= Edward A. Bacon =

American businessman and Republican politician

Edward A. Bacon (1897–1968) was born in Milwaukee, Wisconsin and attended the Milton Academy from 1912 to 1916. In 1918, Bacon served in United States Marine Corps and earned an A.B. from Harvard University by 1920.

From 1920 to 1926, Bacon was employed by the Cutler-Hammer Corporation in Milwaukee, Wisconsin. From 1926 to 1933, he was Vice-President of the First Wisconsin National Bank. Almost simultaneously, he was the director, vice president, and treasurer of the Wisconsin Bankshares Corporation. From 1933 to 1935, he was a reorganization consultant in Wisconsin before returning to Cutler-Hammer as a member of the board of directors and as company comptroller. Bacon ended private life as the president and owner of Smith Steel Foundry Company from 1937 to 1941.
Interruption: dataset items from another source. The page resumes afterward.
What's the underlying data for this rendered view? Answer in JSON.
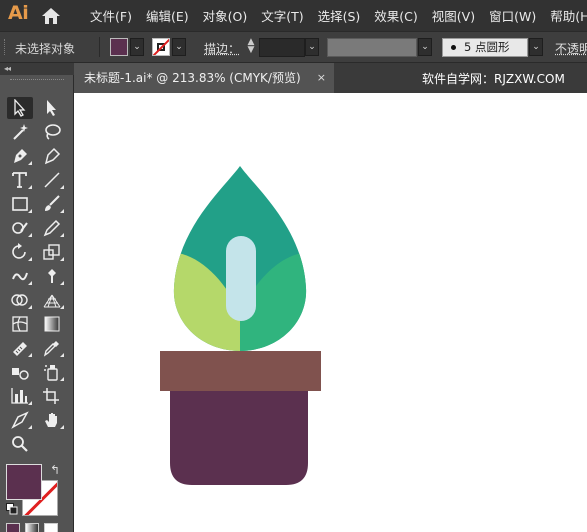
{
  "app": {
    "logo": "Ai"
  },
  "menu": [
    "文件(F)",
    "编辑(E)",
    "对象(O)",
    "文字(T)",
    "选择(S)",
    "效果(C)",
    "视图(V)",
    "窗口(W)",
    "帮助(H)"
  ],
  "control_bar": {
    "selection_status": "未选择对象",
    "stroke_label": "描边：",
    "brush_dot_size": "5",
    "brush_label": "点圆形",
    "opacity_label": "不透明",
    "fill_color": "#5b304f"
  },
  "document": {
    "tab_title": "未标题-1.ai* @ 213.83% (CMYK/预览)",
    "close_symbol": "×",
    "site_watermark": "软件自学网：RJZXW.COM"
  },
  "tools_panel": {
    "collapse_symbol": "◂◂",
    "swap_symbol": "↰",
    "tools": [
      "selection-tool",
      "direct-selection-tool",
      "magic-wand-tool",
      "lasso-tool",
      "pen-tool",
      "curvature-tool",
      "type-tool",
      "line-tool",
      "rectangle-tool",
      "paintbrush-tool",
      "shaper-tool",
      "pencil-tool",
      "rotate-tool",
      "scale-tool",
      "warp-tool",
      "puppet-warp-tool",
      "shape-builder-tool",
      "perspective-grid-tool",
      "mesh-tool",
      "gradient-tool",
      "measure-tool",
      "eyedropper-tool",
      "blend-tool",
      "symbol-sprayer-tool",
      "column-graph-tool",
      "artboard-tool",
      "slice-tool",
      "hand-tool",
      "zoom-tool"
    ]
  },
  "colors": {
    "leaf_top": "#22a088",
    "leaf_left": "#b5d86a",
    "leaf_right": "#30b47e",
    "leaf_vein": "#c4e4ea",
    "pot_rim": "#80524e",
    "pot_body": "#5b304f"
  }
}
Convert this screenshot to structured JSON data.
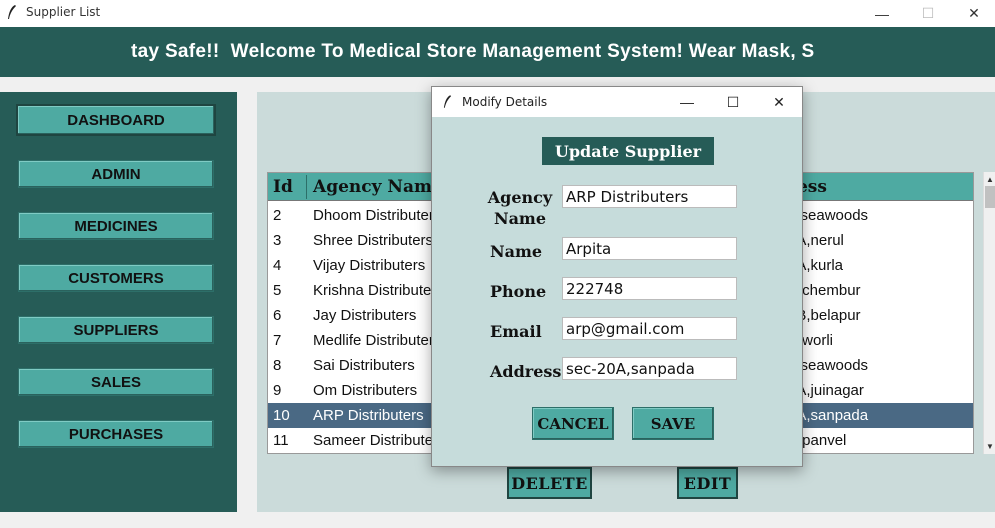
{
  "window": {
    "title": "Supplier List",
    "minimize_glyph": "—",
    "maximize_glyph": "☐",
    "close_glyph": "✕"
  },
  "banner": {
    "text": "tay Safe!!  Welcome To Medical Store Management System! Wear Mask, S"
  },
  "sidebar": {
    "items": [
      {
        "label": "DASHBOARD"
      },
      {
        "label": "ADMIN"
      },
      {
        "label": "MEDICINES"
      },
      {
        "label": "CUSTOMERS"
      },
      {
        "label": "SUPPLIERS"
      },
      {
        "label": "SALES"
      },
      {
        "label": "PURCHASES"
      }
    ]
  },
  "table": {
    "columns": [
      "Id",
      "Agency Name",
      "ress"
    ],
    "rows": [
      {
        "id": "2",
        "agency": "Dhoom Distributer",
        "address": "4,seawoods"
      },
      {
        "id": "3",
        "agency": "Shree Distributers",
        "address": "6A,nerul"
      },
      {
        "id": "4",
        "agency": "Vijay Distributers",
        "address": "0A,kurla"
      },
      {
        "id": "5",
        "agency": "Krishna Distributer",
        "address": "B,chembur"
      },
      {
        "id": "6",
        "agency": "Jay Distributers",
        "address": "0B,belapur"
      },
      {
        "id": "7",
        "agency": "Medlife Distributers",
        "address": "B,worli"
      },
      {
        "id": "8",
        "agency": "Sai Distributers",
        "address": "4,seawoods"
      },
      {
        "id": "9",
        "agency": "Om Distributers",
        "address": "6A,juinagar"
      },
      {
        "id": "10",
        "agency": "ARP Distributers",
        "address": "0A,sanpada"
      },
      {
        "id": "11",
        "agency": "Sameer Distribute",
        "address": "B,panvel"
      }
    ],
    "selected_row_id": "10"
  },
  "actions": {
    "delete_label": "DELETE",
    "edit_label": "EDIT"
  },
  "dialog": {
    "title": "Modify Details",
    "heading": "Update Supplier",
    "fields": {
      "agency_label": "Agency Name",
      "agency_value": "ARP Distributers",
      "name_label": "Name",
      "name_value": "Arpita",
      "phone_label": "Phone",
      "phone_value": "222748",
      "email_label": "Email",
      "email_value": "arp@gmail.com",
      "address_label": "Address",
      "address_value": "sec-20A,sanpada"
    },
    "cancel_label": "CANCEL",
    "save_label": "SAVE"
  },
  "colors": {
    "dark_teal": "#265c57",
    "accent_teal": "#4eaaa2",
    "panel_bg": "#cbdbda",
    "dialog_bg": "#c6dcdb",
    "selected_row": "#4a6984"
  }
}
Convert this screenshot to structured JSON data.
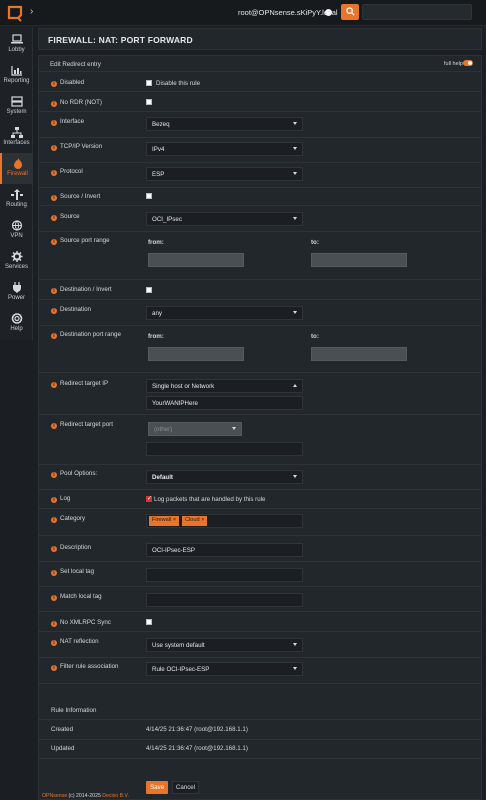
{
  "topbar": {
    "user": "root@OPNsense.sKiPyY.local",
    "search_icon": "search-icon",
    "search_placeholder": ""
  },
  "sidebar": {
    "items": [
      {
        "label": "Lobby",
        "icon": "laptop-icon"
      },
      {
        "label": "Reporting",
        "icon": "chart-icon"
      },
      {
        "label": "System",
        "icon": "server-icon"
      },
      {
        "label": "Interfaces",
        "icon": "network-icon"
      },
      {
        "label": "Firewall",
        "icon": "flame-icon",
        "active": true
      },
      {
        "label": "Routing",
        "icon": "routing-icon"
      },
      {
        "label": "VPN",
        "icon": "globe-icon"
      },
      {
        "label": "Services",
        "icon": "gear-icon"
      },
      {
        "label": "Power",
        "icon": "plug-icon"
      },
      {
        "label": "Help",
        "icon": "lifebuoy-icon"
      }
    ]
  },
  "page": {
    "title": "FIREWALL: NAT: PORT FORWARD",
    "panel_heading": "Edit Redirect entry",
    "full_help": "full help"
  },
  "form": {
    "disabled": {
      "label": "Disabled",
      "check_label": "Disable this rule",
      "checked": false
    },
    "no_rdr": {
      "label": "No RDR (NOT)",
      "checked": false
    },
    "interface": {
      "label": "Interface",
      "value": "Bezeq"
    },
    "tcpip": {
      "label": "TCP/IP Version",
      "value": "IPv4"
    },
    "protocol": {
      "label": "Protocol",
      "value": "ESP"
    },
    "source_invert": {
      "label": "Source / Invert",
      "checked": false
    },
    "source": {
      "label": "Source",
      "value": "OCI_IPsec"
    },
    "source_port_range": {
      "label": "Source port range",
      "from": "from:",
      "to": "to:"
    },
    "dest_invert": {
      "label": "Destination / Invert",
      "checked": false
    },
    "destination": {
      "label": "Destination",
      "value": "any"
    },
    "dest_port_range": {
      "label": "Destination port range",
      "from": "from:",
      "to": "to:"
    },
    "redirect_ip": {
      "label": "Redirect target IP",
      "type_value": "Single host or Network",
      "value": "YourWANIPHere"
    },
    "redirect_port": {
      "label": "Redirect target port",
      "value": "(other)"
    },
    "pool_options": {
      "label": "Pool Options:",
      "value": "Default"
    },
    "log": {
      "label": "Log",
      "check_label": "Log packets that are handled by this rule",
      "checked": true
    },
    "category": {
      "label": "Category",
      "tags": [
        "Firewall ×",
        "Cloud ×"
      ]
    },
    "description": {
      "label": "Description",
      "value": "OCI-IPsec-ESP"
    },
    "set_local_tag": {
      "label": "Set local tag",
      "value": ""
    },
    "match_local_tag": {
      "label": "Match local tag",
      "value": ""
    },
    "no_xmlrpc": {
      "label": "No XMLRPC Sync",
      "checked": false
    },
    "nat_reflection": {
      "label": "NAT reflection",
      "value": "Use system default"
    },
    "filter_rule": {
      "label": "Filter rule association",
      "value": "Rule OCI-IPsec-ESP"
    }
  },
  "rule_info": {
    "heading": "Rule Information",
    "created_label": "Created",
    "created_value": "4/14/25 21:36:47 (root@192.168.1.1)",
    "updated_label": "Updated",
    "updated_value": "4/14/25 21:36:47 (root@192.168.1.1)"
  },
  "buttons": {
    "save": "Save",
    "cancel": "Cancel"
  },
  "footer": {
    "brand": "OPNsense",
    "rest": " (c) 2014-2025 ",
    "company": "Deciso B.V."
  },
  "colors": {
    "accent": "#e8752a",
    "background": "#1b1f23",
    "panel": "#22272b"
  }
}
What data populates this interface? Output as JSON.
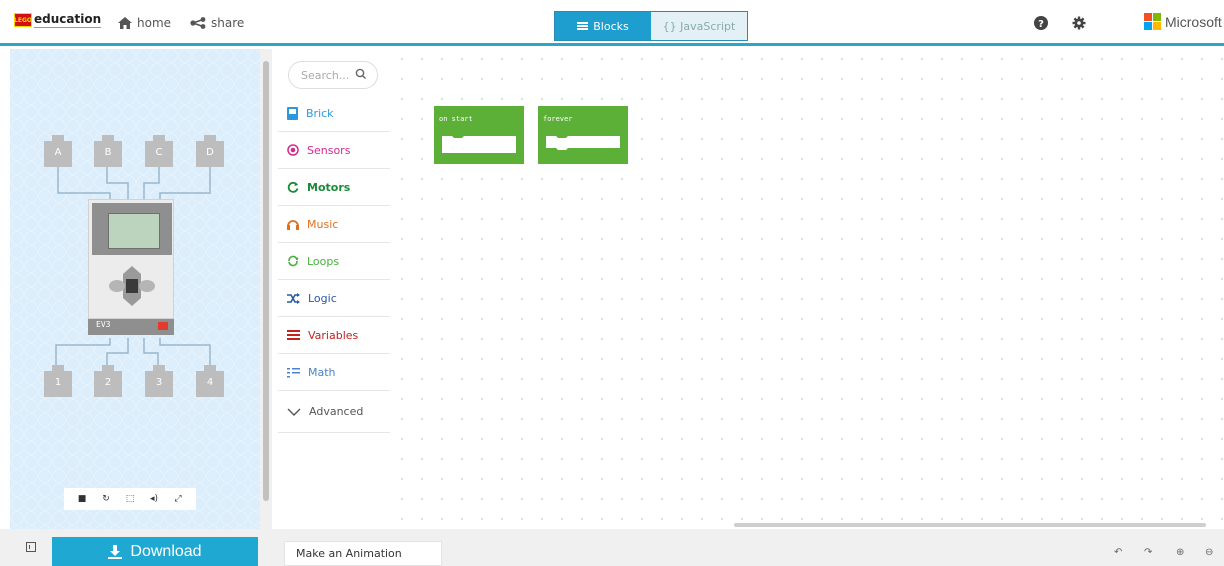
{
  "header": {
    "logo_brand": "LEGO",
    "logo_text": "education",
    "nav": {
      "home": "home",
      "share": "share"
    },
    "editor_toggle": {
      "blocks": "Blocks",
      "javascript": "{} JavaScript",
      "active": "Blocks"
    },
    "microsoft": "Microsoft",
    "icons": [
      "help-icon",
      "settings-icon"
    ]
  },
  "simulator": {
    "input_ports_top": [
      "A",
      "B",
      "C",
      "D"
    ],
    "ports_bottom": [
      "1",
      "2",
      "3",
      "4"
    ],
    "brick_label": "EV3",
    "controls": [
      "stop-icon",
      "restart-icon",
      "screenshot-icon",
      "sound-icon",
      "fullscreen-icon"
    ]
  },
  "toolbox": {
    "search_placeholder": "Search...",
    "categories": [
      {
        "label": "Brick",
        "color": "#2b98d9",
        "icon": "brick-icon"
      },
      {
        "label": "Sensors",
        "color": "#d32a8f",
        "icon": "sensors-icon"
      },
      {
        "label": "Motors",
        "color": "#1b8a37",
        "icon": "motors-icon"
      },
      {
        "label": "Music",
        "color": "#e06f1c",
        "icon": "music-icon"
      },
      {
        "label": "Loops",
        "color": "#47b13a",
        "icon": "loops-icon"
      },
      {
        "label": "Logic",
        "color": "#2959a8",
        "icon": "logic-icon"
      },
      {
        "label": "Variables",
        "color": "#c3221f",
        "icon": "variables-icon"
      },
      {
        "label": "Math",
        "color": "#4a84c6",
        "icon": "math-icon"
      },
      {
        "label": "Advanced",
        "color": "#555555",
        "icon": "chevron-down-icon"
      }
    ]
  },
  "workspace": {
    "blocks": [
      {
        "label": "on start",
        "color": "#5cb037"
      },
      {
        "label": "forever",
        "color": "#5cb037"
      }
    ]
  },
  "footer": {
    "download": "Download",
    "project_name": "Make an Animation",
    "controls": [
      "undo-icon",
      "redo-icon",
      "zoom-in-icon",
      "zoom-out-icon"
    ]
  }
}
Bacon began his foray into public life in 1940 as the Republican National Committee representative from Wisconsin (a position he held until 1944). He also served, from 1941 to 1946, as a commander in the United States Navy Reserve. Following the war, from 1945 to 1946, Bacon served on the Navy Price Adjustment Board. From 1945 to 1952, he was employed by the Export-Import Bank. From 1953 to 1960, Bacon was Chairman of the Air Coordinating Committee's Executive Council.

In 1954, Bacon served a short term as Assistant to the Secretary of the Army for Canal Zone Affairs, and by 1955 had left to serve as Deputy Assistant Secretary of the Army for Financial Management (a position he held until 1960. During this period, in 1958, Bacon was also a member of the Tolls Committee of the Saint Lawrence Seaway, participated in Operation Deep Freeze in Antarctica, and served as a member of the Interstate Commission on the Potomac River Basin. From 1959 to 1961, Brown was the U.S. Chairman on the International Joint Commission between the United States and Canada. He retired soon after and died in 1968.